Friday, July 23, 2010

The Tuesday Child Problem, Solved

At long last, the solution.

As in the case with flipping two coins, the problem revolves around figuring out what options have been eliminated by the statement of the problem. To review, the statement is that I have two children, one of whom is a born born on a Tuesday. The question is what is the probability that my other child is a boy?

First, I'll do this formally, to show that formal mathematics works just fine to solve problems like this. That is, you don't have to stoop to writing out the various possibilities and then tabulating them, as we did in the coin problem.

There is a formula in probability theory that comes in handy here:

(1) P(X|Y) = P(X and Y) / P(Y)

(The notation P(X|Y) means: the probability that X occurs given that Y has occurred, or in short-hand: the probability of X given Y.)

From (1), by the way, you can get another useful formula:

(2) P(X and Y) = P(Y) P(X|Y)

And since P(X|Y) = P(X) if X and Y are independent, that last formula can be written P(X and Y) = P(X) P(Y) in the case of independence.

Finally, since the "and" operation is commutative (i.e., the order of its operands is irrelevant), we have:

(3) P(Y and X) = P(X) P(Y|X) = P(Y) P(X|Y)

In this case, we want to determine:

P(both my children are boys | one child is a boy born on a Tuesday)

By (1), that's equal to P(both my children are boys and one child is a boy born on a Tuesday) / P(one of my children is a boy born on a Tuesday).

The first probability is clearly equivalent to P(both my children are boys and one of them was born on Tuesday), which by (2) is P(both my children are boys) P(one of my children was born on Tuesday).
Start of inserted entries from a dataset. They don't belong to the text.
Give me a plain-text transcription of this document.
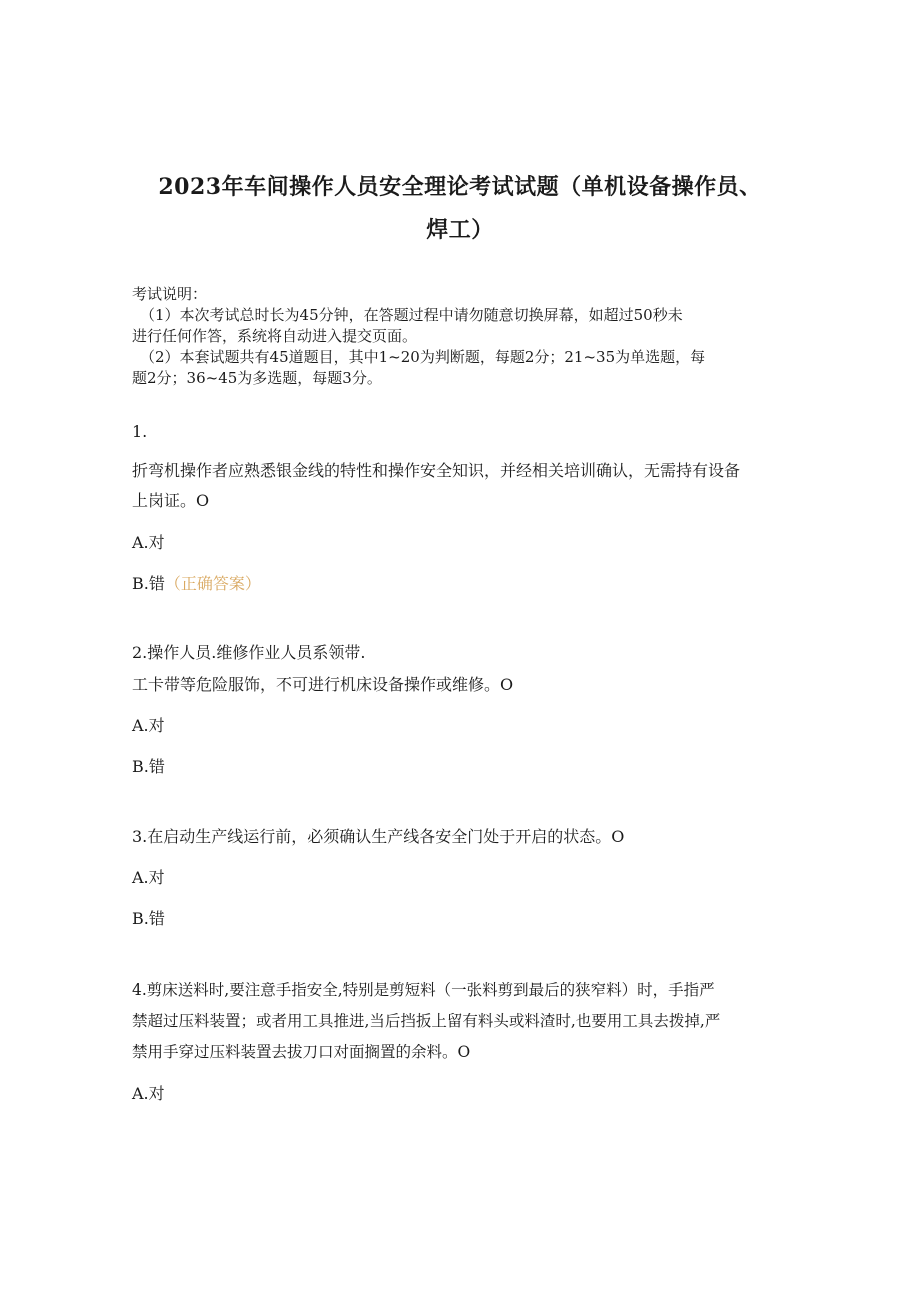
2023年车间操作人员安全理论考试试题（单机设备操作员、
焊工）
考试说明：
（1）本次考试总时长为45分钟，在答题过程中请勿随意切换屏幕，如超过50秒未
进行任何作答，系统将自动进入提交页面。
（2）本套试题共有45道题目，其中1~20为判断题，每题2分；21~35为单选题，每
题2分；36~45为多选题，每题3分。
1.
折弯机操作者应熟悉银金线的特性和操作安全知识，并经相关培训确认，无需持有设备
上岗证。O
A.对
B.错（正确答案）
2.操作人员.维修作业人员系领带.
工卡带等危险服饰，不可进行机床设备操作或维修。O
A.对
B.错
3.在启动生产线运行前，必须确认生产线各安全门处于开启的状态。O
A.对
B.错
4.剪床送料时,要注意手指安全,特别是剪短料（一张料剪到最后的狭窄料）时，手指严
禁超过压料装置；或者用工具推进,当后挡扳上留有料头或料渣时,也要用工具去拨掉,严
禁用手穿过压料装置去拔刀口对面搁置的余料。O
A.对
The first of these is easy to calculate: 1/4. The second is trickier, but the easy way to see it is to imagine that neither was born on Tuesday. Since the likelihood for either not being born on Tuesday is 6/7, the chance that neither was born on Tuesday is just 6/7 squared, or 36/49. That means the chance that at least one was born on Tuesday is 1 - 36/49 = 13/49. So that first factor in our equation above is (1/4)(13/49) = 13/196.
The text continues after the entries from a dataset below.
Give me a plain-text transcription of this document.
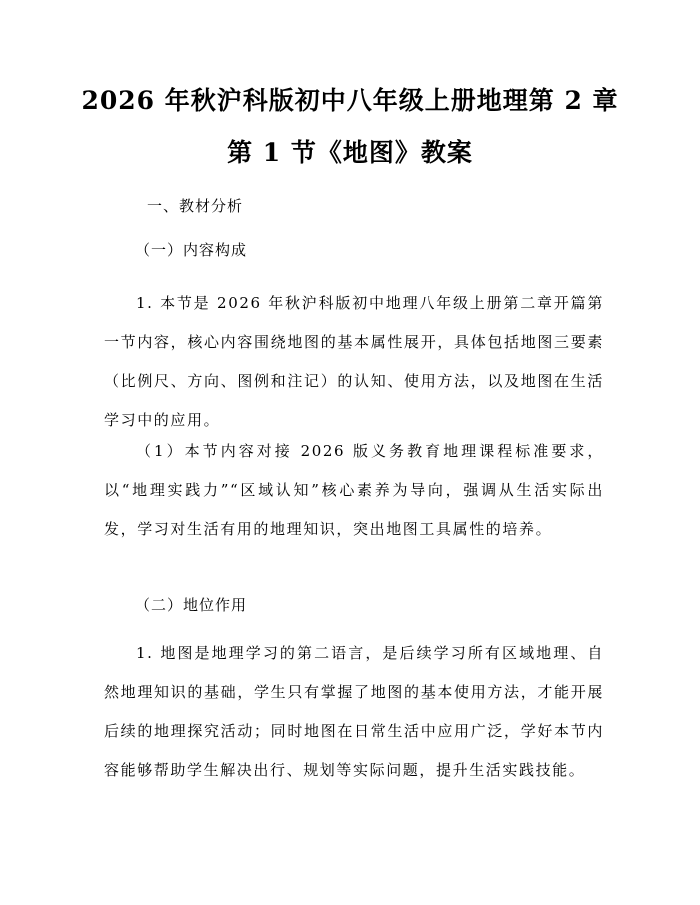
2026 年秋沪科版初中八年级上册地理第 2 章
第 1 节《地图》教案
一、教材分析
（一）内容构成

1. 本节是 2026 年秋沪科版初中地理八年级上册第二章开篇第一节内容，核心内容围绕地图的基本属性展开，具体包括地图三要素（比例尺、方向、图例和注记）的认知、使用方法，以及地图在生活学习中的应用。

（1）本节内容对接 2026 版义务教育地理课程标准要求，以“地理实践力”“区域认知”核心素养为导向，强调从生活实际出发，学习对生活有用的地理知识，突出地图工具属性的培养。

（二）地位作用

1. 地图是地理学习的第二语言，是后续学习所有区域地理、自然地理知识的基础，学生只有掌握了地图的基本使用方法，才能开展后续的地理探究活动；同时地图在日常生活中应用广泛，学好本节内容能够帮助学生解决出行、规划等实际问题，提升生活实践技能。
Now let's look at the second factor, P(one of my children is a born born on Tuesday). We can apply similar logic by imagining that neither is. The chance that a single child is a boy born on Tuesday is clearly 1/2 (boy) times 1/7 (born on Tuesday) = 1/14. So the chance that a single child is NOT a boy born on Tuesday is 13/14. Hence the chance that neither of two children is a boy born on Tuesday is 13/14 squared, or 169/196. The chance that at least one child is a boy born on Tuesday is then 1 - 169/196 = 27/196.

Plugging these values back into our original formula, we get the final probability as (13/196) / (27/196) = 13/27. And that is the answer.

Another way to do it (a bit less formally, but still perfectly accurate) is more like the two-coins problem. Let's write B for boy, G for girl, T for Tuesday, and !T for not-Tuesday. Then all possible outcomes for one child can be written like this:

G
BT
B!T

These are not equally likely, of course. P(G) = 1/2, P(BT) = 1/14, and P(B!T) = 3/7. But these add up to 1, and are mutually exclusive, so they must cover every possibility.

So for two children, there are nine possible outcomes:

G,G
G,BT
G,B!T
BT,G
BT,BT
BT,B!T
B!T,G
B!T,BT
B!T,B!T

Again, though, these are not equally likely. But their probabilities are easy to compute since the outcomes are independent. Furthermore, some of these outcomes are not possible since we know that one child is a boy born on Tuesday. So the only outcomes remaining are:

G,BT => (1/2)(1/14) = 1/28
BT,G => (1/14)(1/2) = 1/28
BT,BT => (1/14)(1/14) = 1/196
BT,B!T => (1/14)(3/7) = 3/98
B!T,BT => (3/7)(1/14) = 3/98

The sum of these is 1/28 + 1/28 + 3/98 + 3/98 + 1/196 = 27/196. Two boys show up with probability 3/98 + 3/98 + 1/196 = 13/196. The ratio is 13/27, as before.